Tara Retondo

Fragmented

My trauma has left my memories completely fragmented. When I first learned of a suppressed teenage rape it was a decade later. My brain chose as an act of protection to shield this truth from me, however my body knew the story. Through processing the painful details of what happened I have found my memories to be spliced in pieces. Together they make a full image but they are only revealed to me in parts. When I tried EMDR therapy I saw these memories one by one randomly flashing in my mind. My life played back like a silent horror film. I have learned as a survivor of sexual abuse that memories of the event hurt. While it isn't reliving it, sometimes I feel it might as well be because the wounds still can feel the fresh. My mind knows what happened is over but my nervous system with complex PTSD is convinced I'm frozen in time, shattering all over again.

Shattered

I often say that my traumas left me shattered, like a delicate, fragile, piece of glass that breaks into millions of shards once it hits the ground. This page out of my art therapy journal depicts the very specific moment I physically and mentally, felt myself shatter from the sexual abuse. A mirror across from me held a reflection of the horror that was upon my face. The mirror didn't break right there, but I can't say the same.

Haunted Woods

In the sounds of silence you can hear the screams of a child's cry, haunting memories of her past stretched out like trees in a creepy forest as they leave her lost asking but what question "why"?

This is a page I drew in my art therapy journal right after my mind finally shared through flashbacks of a suppressed trauma that happened to me at four. Up until last year I was only aware of a bullying and a rape I experienced in my teen years. It wasn't until these images appeared and my body reacted so intently to them that I unfortunately found out there was far more to my story. I am now a survivor of childhood sexual abuse. The level of horror my four year old self endured is something I cannot fully describe in words honestly, but through metaphors of imagery I try to tell her story. These internal screams I now carry within show up somatically through my Complex PTSD. Immense amounts of tension and paralysis floods my nervous system as I am forced to remember. Every sensation I hold is that little girl's internal screams that she wished she could've expressed, and it can only be heard in the sounds of silence.

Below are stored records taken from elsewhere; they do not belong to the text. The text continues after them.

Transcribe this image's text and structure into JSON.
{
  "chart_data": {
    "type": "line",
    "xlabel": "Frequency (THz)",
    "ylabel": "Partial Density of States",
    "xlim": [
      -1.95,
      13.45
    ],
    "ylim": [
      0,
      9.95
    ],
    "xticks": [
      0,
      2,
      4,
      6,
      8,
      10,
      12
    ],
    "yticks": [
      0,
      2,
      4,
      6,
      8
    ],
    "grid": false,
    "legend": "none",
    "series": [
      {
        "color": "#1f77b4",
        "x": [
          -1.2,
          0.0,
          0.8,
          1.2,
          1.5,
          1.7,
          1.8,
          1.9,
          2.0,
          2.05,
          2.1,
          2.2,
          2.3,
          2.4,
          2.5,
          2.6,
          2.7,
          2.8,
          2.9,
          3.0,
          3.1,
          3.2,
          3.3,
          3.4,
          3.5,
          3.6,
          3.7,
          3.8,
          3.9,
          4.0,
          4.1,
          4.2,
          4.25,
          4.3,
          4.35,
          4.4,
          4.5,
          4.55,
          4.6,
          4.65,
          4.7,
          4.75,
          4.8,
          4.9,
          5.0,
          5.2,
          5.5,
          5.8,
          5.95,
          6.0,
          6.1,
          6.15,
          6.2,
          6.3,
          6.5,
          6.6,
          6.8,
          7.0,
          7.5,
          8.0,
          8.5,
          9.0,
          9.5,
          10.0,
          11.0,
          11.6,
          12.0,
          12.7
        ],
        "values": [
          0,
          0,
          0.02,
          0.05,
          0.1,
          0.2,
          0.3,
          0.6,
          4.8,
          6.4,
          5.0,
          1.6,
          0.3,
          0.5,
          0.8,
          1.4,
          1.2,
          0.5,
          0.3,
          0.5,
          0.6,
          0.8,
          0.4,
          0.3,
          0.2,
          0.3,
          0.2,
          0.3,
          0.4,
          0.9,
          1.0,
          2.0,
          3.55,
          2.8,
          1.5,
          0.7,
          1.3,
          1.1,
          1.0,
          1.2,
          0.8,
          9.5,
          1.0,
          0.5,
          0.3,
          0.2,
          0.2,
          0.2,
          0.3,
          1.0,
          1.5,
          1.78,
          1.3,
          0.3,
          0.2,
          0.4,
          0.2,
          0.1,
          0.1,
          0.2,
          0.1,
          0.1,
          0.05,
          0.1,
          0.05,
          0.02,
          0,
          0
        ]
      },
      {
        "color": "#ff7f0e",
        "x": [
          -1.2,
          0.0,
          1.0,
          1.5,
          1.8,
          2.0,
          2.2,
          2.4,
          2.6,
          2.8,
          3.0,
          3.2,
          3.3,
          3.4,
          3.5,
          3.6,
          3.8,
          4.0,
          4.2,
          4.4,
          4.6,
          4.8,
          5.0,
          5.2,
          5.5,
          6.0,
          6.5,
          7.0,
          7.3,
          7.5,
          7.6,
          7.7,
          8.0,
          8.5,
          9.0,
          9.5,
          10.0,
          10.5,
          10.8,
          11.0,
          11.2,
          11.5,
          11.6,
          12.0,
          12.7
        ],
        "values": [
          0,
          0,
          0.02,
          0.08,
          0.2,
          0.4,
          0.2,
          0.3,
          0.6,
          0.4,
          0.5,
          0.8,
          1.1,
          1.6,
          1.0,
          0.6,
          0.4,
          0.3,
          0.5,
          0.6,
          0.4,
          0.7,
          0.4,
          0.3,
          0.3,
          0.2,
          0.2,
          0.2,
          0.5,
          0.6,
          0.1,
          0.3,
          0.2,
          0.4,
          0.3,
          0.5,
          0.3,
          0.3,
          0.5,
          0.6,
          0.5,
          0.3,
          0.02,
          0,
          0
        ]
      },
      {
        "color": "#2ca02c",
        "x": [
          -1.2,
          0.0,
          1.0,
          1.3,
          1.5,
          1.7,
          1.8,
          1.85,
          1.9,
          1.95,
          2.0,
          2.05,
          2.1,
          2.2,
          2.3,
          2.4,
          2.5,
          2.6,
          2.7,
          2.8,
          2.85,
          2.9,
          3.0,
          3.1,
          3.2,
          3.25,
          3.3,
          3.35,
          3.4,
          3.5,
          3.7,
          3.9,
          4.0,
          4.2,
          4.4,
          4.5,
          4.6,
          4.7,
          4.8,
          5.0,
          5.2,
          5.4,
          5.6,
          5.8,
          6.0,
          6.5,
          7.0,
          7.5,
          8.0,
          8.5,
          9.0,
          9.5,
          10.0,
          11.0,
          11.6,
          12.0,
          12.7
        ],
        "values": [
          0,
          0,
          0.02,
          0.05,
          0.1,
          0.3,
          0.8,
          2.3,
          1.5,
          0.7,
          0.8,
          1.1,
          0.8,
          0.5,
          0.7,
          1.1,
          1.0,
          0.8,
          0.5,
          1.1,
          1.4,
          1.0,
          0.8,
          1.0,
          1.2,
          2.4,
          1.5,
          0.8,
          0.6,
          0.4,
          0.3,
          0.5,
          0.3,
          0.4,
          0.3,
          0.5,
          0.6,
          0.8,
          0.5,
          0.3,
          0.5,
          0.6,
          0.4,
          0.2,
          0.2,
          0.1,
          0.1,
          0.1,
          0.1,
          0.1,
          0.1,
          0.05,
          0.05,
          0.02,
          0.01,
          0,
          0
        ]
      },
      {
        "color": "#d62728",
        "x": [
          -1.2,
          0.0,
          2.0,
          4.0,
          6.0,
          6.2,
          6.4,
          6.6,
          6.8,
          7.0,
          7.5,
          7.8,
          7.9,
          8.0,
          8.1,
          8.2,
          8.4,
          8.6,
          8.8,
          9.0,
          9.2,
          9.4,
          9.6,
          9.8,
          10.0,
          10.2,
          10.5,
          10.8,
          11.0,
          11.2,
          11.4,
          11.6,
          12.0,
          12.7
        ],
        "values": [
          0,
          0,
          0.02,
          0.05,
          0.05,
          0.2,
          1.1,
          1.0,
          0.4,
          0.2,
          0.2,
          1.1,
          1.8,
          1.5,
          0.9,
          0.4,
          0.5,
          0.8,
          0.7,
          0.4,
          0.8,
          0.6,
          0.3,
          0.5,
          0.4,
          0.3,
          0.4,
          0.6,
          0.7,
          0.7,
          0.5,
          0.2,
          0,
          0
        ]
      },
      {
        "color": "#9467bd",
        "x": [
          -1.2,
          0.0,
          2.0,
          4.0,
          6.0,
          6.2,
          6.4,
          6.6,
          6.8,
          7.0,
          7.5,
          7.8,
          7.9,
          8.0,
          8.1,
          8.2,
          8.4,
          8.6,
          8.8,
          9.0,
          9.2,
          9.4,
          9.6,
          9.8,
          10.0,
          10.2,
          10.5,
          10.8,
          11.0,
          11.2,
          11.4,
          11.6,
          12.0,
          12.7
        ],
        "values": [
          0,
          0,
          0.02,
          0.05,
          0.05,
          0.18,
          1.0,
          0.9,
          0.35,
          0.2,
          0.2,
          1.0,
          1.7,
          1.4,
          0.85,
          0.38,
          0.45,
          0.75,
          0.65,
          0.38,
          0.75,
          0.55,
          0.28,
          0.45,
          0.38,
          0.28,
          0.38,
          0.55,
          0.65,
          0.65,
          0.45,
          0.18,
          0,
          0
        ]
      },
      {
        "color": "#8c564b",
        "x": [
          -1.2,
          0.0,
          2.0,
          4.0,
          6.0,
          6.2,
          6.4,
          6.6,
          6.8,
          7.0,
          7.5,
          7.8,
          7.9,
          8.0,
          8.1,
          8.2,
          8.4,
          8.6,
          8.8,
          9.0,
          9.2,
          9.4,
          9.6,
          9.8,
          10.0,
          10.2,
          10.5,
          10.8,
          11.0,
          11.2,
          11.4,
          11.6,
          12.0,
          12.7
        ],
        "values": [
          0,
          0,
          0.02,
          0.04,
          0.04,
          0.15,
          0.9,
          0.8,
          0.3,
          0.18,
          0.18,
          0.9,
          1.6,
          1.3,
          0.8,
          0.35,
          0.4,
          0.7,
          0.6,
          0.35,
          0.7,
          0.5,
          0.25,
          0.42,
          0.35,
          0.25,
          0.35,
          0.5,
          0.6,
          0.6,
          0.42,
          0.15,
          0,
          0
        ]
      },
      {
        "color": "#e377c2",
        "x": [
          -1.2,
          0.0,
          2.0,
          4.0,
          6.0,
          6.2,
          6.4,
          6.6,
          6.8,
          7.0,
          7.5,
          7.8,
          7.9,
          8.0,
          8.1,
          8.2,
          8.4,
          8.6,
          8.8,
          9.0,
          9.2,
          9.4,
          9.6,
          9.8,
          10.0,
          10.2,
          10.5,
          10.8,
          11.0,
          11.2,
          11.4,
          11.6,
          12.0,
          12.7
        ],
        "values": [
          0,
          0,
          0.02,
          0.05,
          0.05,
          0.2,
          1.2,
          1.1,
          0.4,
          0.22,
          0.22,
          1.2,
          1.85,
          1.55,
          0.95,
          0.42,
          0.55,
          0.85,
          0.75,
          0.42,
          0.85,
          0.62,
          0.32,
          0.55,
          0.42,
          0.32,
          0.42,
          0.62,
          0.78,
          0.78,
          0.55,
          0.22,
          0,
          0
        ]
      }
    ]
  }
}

A Child's Moonlit Dreamscape

Childhood trauma can leave us trapped longing for an escape. This painting is of a little girl who dreams of escaping her entrapment, finally able to be free, and fly like a butterfly is meant to.  I not only see this little girl becoming free one day, but she also grows up to the woman who learns to spread her own wings.  Just like the moon she now shines bright in the darkest of nights.  She sits among the stars as a symbol of light for those that need it. She flies as far as her dreams and her wings will take her.  This very much describes a touching and beautiful metaphor for my own healing.


inner healing

For this art work I wanted to capture the inner workings of my trauma healing. As a trauma survivor, I have come to know many different wounded younger traumatized parts within myself that are paralyzed with fear, suffering in pain, desperately searching to be found. All they need is for someone to see and hear them and what better person to do that than myself. Through the psychotherapy approach known as "Internal Family Systems" created by Dr. Richard C. Schwartz I have come to know these parts of me. I am able to show compassion towards them and by doing so I have strengthened the relationship I have with myself. We all have survived and mustered the strength to survive at all costs. Through the power of imagery we tell our story. Wether it's learning to swim through the waters of grief, find a path through the haunting, eerie memories of our past, just like one would find their way in a dark and spooky forest, or withstand the brutal coldness and isolation of living alone in a dark cave; I take every part of me hand and hand on my journey of healing now.


Another’s Twisted Imagination

When someone has an idea implanted into their head, you suddenly become the victim without any warning.  Their twisted imagination becomes your greatest living nightmare. As a survivor of rape and childhood sexual abuse, I wanted to capture some of my story using the concept of telling the story from words originally not mine. Each word of this poem is from magazine clippings.  These words all originally created different meanings from each magazine page but then became mine when I had pieced them together. Trauma is similar in this way, the narrative of the perpetrator's minds are drastically different than the truth every survivor must bear.


The Crime

The words on this painting are lyrics from a song called "The Crime" by an artist named Taylor Bickett. "The crime of being alive" has struck such a cord with me, being a rape and child/teen sexual abuse survivor, I have never found words to be more true. Survivors are forever punished by just simply being alive, existing in a world that can be brutally cruel. There is nothing we did to deserve what happened to us but even with knowing that we still hold such deep rooted shame, especially when we were children when the trauma occurred. How does a child comprehend such heinous acts? I still find it hard to wrap my head around the cruel reality of this world sometimes. I try to make sense of the senseless. The song "The Crime" captures the confusion and endless questioning survivors have about why we had endure the abuse that we did. Nevertheless the real truth of the matter is, what happened to us was wrong, and should simply never happen but the brutal reality is that it does.